Bir ülkenin gelişmişlik seviyesinin göstergelerinden biri yaşlı nüfusun oranıdır.
Bu oranın yüksek olması demek, ölüm oranının az, yaşam süresinin uzun, sağlık ve ekonomik koşulların ise iyi olduğu demektir.
Ancak yaşlı nüfusun artması birtakım problemleri de beraberinde getirmektedir.
Uzmanlar son dönemlerde yaşlanmanın farklı bir boyutuna vurgu yaparak önlem alınması gerektiğini belirtiyor. Hatta bazı ülkeler bu konuda adım atmış durumda.
Peki nedir bu önlemler?
Nüfusun yaşlı olması bağımlı insan sayısının çoğalması demekti ki, bu da üretim açısından olumsuz bir durum.
Çünkü yaşlanan insanlar pasif ve tüketici konuma gelmektedir. Uzun vadede ise üretim tüketimi karşılayamayacak duruma gelecektir böylece.

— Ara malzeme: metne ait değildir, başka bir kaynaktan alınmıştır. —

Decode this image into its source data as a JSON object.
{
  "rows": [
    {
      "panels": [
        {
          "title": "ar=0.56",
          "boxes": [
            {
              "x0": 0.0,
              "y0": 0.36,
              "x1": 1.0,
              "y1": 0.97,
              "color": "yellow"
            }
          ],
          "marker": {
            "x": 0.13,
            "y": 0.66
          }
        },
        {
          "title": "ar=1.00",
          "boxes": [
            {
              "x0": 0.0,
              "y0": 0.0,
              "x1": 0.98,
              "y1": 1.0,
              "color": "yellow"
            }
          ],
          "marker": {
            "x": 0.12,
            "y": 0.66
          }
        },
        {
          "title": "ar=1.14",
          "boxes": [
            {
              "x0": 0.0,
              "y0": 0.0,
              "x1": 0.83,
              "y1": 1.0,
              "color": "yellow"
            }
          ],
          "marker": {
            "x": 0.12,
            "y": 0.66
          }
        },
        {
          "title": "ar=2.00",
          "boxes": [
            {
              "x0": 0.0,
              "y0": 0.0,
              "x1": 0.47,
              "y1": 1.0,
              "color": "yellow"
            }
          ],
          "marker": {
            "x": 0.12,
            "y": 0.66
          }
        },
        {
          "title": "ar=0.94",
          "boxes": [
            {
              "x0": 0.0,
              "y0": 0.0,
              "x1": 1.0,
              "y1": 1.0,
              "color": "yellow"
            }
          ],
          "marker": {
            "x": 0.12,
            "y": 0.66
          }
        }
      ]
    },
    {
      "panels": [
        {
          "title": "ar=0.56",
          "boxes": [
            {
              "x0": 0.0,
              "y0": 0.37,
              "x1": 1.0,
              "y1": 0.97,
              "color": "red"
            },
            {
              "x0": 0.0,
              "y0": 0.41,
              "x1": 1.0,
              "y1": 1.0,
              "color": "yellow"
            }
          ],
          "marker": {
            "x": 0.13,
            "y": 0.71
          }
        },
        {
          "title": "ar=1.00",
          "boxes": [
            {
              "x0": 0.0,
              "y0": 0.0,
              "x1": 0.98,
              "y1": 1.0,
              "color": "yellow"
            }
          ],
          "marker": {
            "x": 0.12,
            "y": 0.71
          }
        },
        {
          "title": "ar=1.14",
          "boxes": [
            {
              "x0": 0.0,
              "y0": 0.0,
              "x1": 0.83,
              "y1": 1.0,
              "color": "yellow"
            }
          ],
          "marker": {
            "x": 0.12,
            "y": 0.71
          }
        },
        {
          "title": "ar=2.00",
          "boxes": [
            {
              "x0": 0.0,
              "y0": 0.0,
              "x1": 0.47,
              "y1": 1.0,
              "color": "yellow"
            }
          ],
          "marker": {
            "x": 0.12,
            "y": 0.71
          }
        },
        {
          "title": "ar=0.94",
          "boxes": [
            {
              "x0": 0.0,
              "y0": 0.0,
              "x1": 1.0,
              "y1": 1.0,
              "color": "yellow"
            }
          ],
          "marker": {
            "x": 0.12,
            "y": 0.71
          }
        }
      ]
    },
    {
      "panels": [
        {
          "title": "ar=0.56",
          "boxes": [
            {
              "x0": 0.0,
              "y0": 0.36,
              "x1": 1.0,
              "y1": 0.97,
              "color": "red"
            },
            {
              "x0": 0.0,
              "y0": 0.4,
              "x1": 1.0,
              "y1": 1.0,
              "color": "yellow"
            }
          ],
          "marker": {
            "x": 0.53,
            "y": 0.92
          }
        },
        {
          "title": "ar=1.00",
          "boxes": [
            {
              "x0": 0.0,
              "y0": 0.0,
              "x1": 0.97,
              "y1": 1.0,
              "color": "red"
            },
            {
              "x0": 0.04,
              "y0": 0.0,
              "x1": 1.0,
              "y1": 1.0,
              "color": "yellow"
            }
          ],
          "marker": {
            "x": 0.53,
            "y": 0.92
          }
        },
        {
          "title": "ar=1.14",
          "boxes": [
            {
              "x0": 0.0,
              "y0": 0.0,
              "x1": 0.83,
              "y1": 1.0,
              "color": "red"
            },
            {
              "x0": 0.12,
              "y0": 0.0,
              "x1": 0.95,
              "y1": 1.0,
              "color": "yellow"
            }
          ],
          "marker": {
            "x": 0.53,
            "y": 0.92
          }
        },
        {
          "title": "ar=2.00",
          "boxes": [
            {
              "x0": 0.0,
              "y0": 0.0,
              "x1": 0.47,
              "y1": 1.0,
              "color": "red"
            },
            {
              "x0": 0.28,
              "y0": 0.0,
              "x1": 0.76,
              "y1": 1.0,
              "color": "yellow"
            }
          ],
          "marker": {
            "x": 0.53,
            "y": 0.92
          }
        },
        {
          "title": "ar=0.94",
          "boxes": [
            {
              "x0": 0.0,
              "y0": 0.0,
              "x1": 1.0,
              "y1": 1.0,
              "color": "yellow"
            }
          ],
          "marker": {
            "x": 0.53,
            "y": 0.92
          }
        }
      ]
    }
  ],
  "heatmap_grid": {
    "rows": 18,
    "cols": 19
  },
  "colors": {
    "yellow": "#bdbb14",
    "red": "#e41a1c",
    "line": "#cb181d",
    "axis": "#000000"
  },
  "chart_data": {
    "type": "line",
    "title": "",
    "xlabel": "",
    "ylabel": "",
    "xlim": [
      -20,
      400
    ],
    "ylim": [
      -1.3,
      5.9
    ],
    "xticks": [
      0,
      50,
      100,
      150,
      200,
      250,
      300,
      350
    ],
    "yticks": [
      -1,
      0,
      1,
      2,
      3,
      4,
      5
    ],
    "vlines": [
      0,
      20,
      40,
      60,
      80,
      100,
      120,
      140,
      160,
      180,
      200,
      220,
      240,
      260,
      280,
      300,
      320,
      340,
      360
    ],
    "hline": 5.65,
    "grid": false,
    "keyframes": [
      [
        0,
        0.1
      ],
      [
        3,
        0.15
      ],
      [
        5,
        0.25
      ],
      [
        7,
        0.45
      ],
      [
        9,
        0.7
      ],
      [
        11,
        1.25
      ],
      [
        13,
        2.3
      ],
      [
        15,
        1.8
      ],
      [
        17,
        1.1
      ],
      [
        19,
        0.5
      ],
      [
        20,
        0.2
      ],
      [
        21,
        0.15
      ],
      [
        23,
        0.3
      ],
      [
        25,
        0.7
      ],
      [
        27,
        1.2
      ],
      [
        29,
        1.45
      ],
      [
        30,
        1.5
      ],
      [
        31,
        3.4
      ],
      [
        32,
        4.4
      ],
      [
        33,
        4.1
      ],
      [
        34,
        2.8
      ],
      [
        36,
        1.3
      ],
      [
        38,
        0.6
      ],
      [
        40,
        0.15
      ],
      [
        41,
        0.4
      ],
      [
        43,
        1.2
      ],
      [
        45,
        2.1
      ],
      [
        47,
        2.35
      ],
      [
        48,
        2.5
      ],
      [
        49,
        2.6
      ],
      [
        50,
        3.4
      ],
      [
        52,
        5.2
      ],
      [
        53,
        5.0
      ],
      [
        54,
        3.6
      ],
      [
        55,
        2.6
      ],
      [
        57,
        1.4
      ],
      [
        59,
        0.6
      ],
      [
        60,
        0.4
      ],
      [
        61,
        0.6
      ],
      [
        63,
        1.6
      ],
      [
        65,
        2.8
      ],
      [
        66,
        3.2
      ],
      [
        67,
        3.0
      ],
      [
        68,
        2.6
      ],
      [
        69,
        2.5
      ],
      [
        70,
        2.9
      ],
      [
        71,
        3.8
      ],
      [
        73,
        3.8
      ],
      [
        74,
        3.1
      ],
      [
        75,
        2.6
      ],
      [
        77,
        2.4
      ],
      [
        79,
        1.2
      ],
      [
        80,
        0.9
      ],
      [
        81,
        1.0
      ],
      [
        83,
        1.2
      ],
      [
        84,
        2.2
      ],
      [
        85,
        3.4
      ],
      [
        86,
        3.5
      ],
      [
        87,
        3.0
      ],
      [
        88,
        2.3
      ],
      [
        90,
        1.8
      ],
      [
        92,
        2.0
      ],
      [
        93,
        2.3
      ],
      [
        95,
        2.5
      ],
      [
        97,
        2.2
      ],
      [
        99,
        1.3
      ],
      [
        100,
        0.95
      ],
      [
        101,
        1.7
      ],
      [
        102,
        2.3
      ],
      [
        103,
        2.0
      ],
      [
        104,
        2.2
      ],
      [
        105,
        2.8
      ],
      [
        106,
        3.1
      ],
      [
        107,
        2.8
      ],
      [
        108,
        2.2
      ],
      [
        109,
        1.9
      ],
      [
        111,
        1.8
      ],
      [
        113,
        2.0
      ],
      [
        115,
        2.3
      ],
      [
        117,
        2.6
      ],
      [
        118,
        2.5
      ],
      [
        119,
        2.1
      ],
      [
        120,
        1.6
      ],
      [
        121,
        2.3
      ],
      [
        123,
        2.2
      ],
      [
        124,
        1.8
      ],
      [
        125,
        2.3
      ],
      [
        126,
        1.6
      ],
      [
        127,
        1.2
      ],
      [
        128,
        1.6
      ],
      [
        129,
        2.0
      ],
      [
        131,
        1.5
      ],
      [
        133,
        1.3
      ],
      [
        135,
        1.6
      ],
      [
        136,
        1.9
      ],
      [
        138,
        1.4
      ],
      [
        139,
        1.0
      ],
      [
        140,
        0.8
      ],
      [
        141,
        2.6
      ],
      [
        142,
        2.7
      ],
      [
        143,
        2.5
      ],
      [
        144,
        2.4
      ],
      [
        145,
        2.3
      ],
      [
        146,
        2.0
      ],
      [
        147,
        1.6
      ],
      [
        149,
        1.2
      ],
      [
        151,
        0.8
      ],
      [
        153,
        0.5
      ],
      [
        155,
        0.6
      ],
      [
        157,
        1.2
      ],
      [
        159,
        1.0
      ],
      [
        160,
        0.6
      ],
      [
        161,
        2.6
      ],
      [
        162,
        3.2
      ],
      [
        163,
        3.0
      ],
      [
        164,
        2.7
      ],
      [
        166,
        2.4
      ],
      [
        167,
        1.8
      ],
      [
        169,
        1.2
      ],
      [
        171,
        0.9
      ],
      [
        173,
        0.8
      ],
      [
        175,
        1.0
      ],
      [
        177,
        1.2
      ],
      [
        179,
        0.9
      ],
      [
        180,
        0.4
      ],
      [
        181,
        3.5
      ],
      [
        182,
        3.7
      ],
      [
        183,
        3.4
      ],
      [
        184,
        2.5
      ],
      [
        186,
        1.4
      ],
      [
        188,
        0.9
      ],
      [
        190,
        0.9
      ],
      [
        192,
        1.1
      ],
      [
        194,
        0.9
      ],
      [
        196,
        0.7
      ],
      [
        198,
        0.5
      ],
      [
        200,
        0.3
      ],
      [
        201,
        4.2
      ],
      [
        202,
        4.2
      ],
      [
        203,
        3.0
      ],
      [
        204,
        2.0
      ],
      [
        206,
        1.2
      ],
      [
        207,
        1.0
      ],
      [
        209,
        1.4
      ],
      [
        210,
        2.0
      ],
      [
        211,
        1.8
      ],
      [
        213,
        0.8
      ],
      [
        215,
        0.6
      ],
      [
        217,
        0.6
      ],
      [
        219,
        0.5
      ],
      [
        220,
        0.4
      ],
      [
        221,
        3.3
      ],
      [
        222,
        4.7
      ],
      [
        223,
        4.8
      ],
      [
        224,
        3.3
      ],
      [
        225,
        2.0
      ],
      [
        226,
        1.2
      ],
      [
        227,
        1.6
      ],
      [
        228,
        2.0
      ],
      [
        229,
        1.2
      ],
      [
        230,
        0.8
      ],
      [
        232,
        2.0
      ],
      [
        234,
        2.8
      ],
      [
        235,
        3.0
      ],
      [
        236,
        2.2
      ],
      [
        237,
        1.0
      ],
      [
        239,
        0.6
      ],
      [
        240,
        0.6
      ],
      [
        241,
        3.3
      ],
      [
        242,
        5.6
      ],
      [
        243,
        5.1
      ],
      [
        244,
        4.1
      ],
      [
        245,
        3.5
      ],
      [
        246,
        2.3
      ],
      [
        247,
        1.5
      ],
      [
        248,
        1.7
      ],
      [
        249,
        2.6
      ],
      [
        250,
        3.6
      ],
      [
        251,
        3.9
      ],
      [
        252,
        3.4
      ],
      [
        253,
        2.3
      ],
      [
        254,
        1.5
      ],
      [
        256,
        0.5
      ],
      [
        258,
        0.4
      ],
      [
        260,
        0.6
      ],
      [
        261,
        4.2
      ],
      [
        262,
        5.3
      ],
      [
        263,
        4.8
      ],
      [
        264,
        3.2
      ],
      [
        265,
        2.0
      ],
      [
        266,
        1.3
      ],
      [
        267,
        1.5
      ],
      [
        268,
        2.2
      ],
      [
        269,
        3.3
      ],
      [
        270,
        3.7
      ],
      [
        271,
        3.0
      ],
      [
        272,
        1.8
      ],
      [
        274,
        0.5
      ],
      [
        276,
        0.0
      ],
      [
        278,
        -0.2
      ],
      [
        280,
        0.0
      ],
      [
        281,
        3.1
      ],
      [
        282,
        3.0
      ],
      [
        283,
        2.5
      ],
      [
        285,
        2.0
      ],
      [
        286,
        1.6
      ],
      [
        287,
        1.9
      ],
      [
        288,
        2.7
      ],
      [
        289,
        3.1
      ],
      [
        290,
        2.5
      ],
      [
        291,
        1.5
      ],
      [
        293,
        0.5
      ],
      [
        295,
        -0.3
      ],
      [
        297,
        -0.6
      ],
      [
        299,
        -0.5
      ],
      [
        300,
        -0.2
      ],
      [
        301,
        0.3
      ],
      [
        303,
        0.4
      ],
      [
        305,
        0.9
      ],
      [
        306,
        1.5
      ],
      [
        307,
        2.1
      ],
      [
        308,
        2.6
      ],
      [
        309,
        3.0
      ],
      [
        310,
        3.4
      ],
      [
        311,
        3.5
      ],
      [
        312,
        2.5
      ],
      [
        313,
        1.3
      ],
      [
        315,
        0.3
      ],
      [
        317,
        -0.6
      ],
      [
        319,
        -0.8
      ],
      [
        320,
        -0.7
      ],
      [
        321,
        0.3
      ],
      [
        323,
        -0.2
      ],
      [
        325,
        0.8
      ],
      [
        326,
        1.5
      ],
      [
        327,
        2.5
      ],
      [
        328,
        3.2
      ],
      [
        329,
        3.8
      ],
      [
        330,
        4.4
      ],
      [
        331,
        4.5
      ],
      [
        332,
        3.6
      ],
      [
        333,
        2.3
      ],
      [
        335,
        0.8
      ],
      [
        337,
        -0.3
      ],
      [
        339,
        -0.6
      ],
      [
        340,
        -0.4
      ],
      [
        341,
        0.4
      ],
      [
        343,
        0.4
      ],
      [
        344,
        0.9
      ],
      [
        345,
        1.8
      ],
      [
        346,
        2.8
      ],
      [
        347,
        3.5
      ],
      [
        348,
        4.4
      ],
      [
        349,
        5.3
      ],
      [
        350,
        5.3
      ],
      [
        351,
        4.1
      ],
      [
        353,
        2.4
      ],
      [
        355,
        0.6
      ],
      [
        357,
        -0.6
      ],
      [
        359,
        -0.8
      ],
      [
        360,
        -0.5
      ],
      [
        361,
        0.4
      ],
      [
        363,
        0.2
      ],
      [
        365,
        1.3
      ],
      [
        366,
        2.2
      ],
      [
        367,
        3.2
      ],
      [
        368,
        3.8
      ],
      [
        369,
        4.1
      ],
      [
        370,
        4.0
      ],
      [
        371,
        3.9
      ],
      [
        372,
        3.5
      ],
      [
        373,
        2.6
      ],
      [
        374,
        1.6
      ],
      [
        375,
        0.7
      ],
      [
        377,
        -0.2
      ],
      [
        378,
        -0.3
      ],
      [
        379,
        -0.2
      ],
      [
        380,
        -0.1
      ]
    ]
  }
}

Aktif birey emeklilik sonrasında bir anda pasif duruma gelince psikolojik olarak çöküş yaşamakta ve kendisinin bir işe yaramadığını düşünmektedir.
Uzmanlar ise bu düşünme biçiminin getirdiği karamsar ruh halinin gençler üzerinde de etkili olduğunu ve toplumun "psikolojik yaşlanma" kavramıyla orta yaşlara kadar gerilediğini belirtiyor.
Bu durumun önüne geçmek için yaşlı nüfusu yeniden üretici ve aktif getirmeye çalışıyorlar.
Bedensel algılar oluşturarak "daha sağlıklı, genç gösterme algısı" kendilerine bakmalarını, spor yapmalarını teşvik etme, "gezmek sizin de hakkınız" düşüncesiyle özellikle onlara hitap eden gezi programlarının yapılması, kıyafet sektöründe canlı renkler kullanılarak yeni bir moda akımının başlatılması bunlardan birkaçı.
Amaç yaşlanma denen olguyu pozitif yaşlanma durumuna getirerek toplumdaki olumsuz etkisini giderip daha kaliteli, başarılı yaşlanma biçimini yerleştirmek.
Aynı zamanda yaşlı kesimi yeniden üreten konumuna getirerek toplumsal dengeyi inşa etmek, ve en önemli nedenlerinden biri de orta/genç nüfus üzerindeki yaşlılık algısını kırarak olumlu izlenim yaratmaktır.
Ülkemizde baktığımızda henüz geniş alana yayılmasa da son dönemlerde bu alanda faaliyet yapıldığı görülüyor.